Существенно было другое. Что бы там ни замышлял против меня этот человек, я только что купил у него отсрочку еще на полгода.
Это если слать письма не обычным медленным караваном, а с курьерами, которые знают, когда и где надо держаться поближе к каравану с его сотнями вооруженных людей, а когда не так уж и страшно рвануть галопом маленьким отрядом человек в пять по голым и опасным тропам. Нет более опасной — и красивой- работы, чем у этих курьеров, каждый раз играющих со смертью в го и почти всегда выигрывающих.
Итак, полгода. Ну, лучше-четыре-пять месяцев. Достаточно, чтобы завершить грандиозную операцию с шелком.
А дальше с господином Чжоу действительно разумнее было бы попрощаться. Желательно — навсегда.
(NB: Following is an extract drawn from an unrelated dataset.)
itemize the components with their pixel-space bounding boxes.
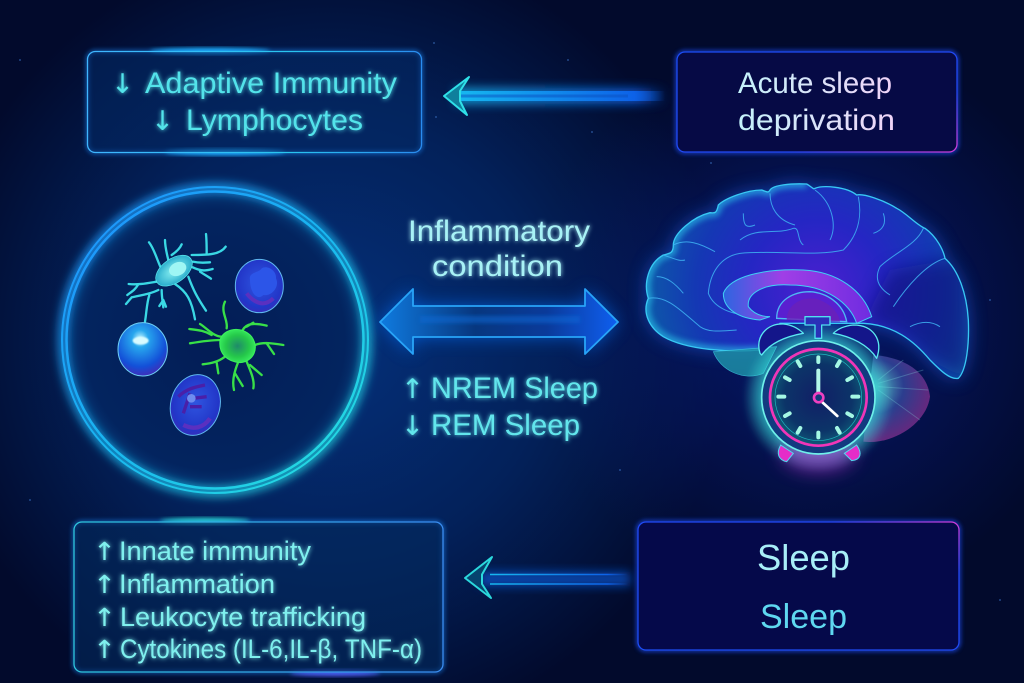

Я несся домой, не глядя по сторонам. Город становился для меня призраком, его серые стены, светлые проспекты и цветная черепица превращались в воспоминание.
И украшенные ленточками пони, на которых тут катают детей.
И медленно бредущие, скалящие крепкие зубы верблюды, в кожаных сиденьях вокруг горбов которых помещаются флейтист, цимбалист, еще пара музыкантов — в общем, целый передвижной оркестр, собирающий со слушателей монетки, а то и отрезы шелка, которые преподносят им обитатели богатых домов.
И соревнования плакальщиков на Западном рынке, после которых чемпион, а скорее его наниматель — хозяин погребальной конторы — мог рассчитывать на громадные гонорары; их поэтичный вой под луковые слезы вызывал у чанъаньцев самые возвышенные чувства.
Конец, конец, всему конец.
И Юкук, с окончанием холодов самостоятельно взгромоздившийся на верблюда и отправившийся в долгий путь. И половина моих людей, которых тоже уже здесь нет. И мои свитки на языке хань, в том числе элегантные иероглифы, выведенные собственной рукой госпожи Ян. И все сколько-нибудь ценные вещи из дома — или уже бывшего дома? Все ушло на Запад одним из трех отправленных мною больших караванов.
Остались резные столики и кушетки. И еще хрупкий и безумно дорого стоящий механизм — он не выдержал бы пути: несколько стеклянных сосудов, по которым, из одного в другой, вечно бежит вода; а когда один из сосудов наполняется, раздается тихий звон. Эта штука режет на части время, как барабаны городской стражи или колокола монастырей. На эти сочащиеся капли моей жизни, той, которая мне еще осталась в прекрасной империи, можно смотреть сколько угодно, хотя лучше, наоборот, не делать этого никогда.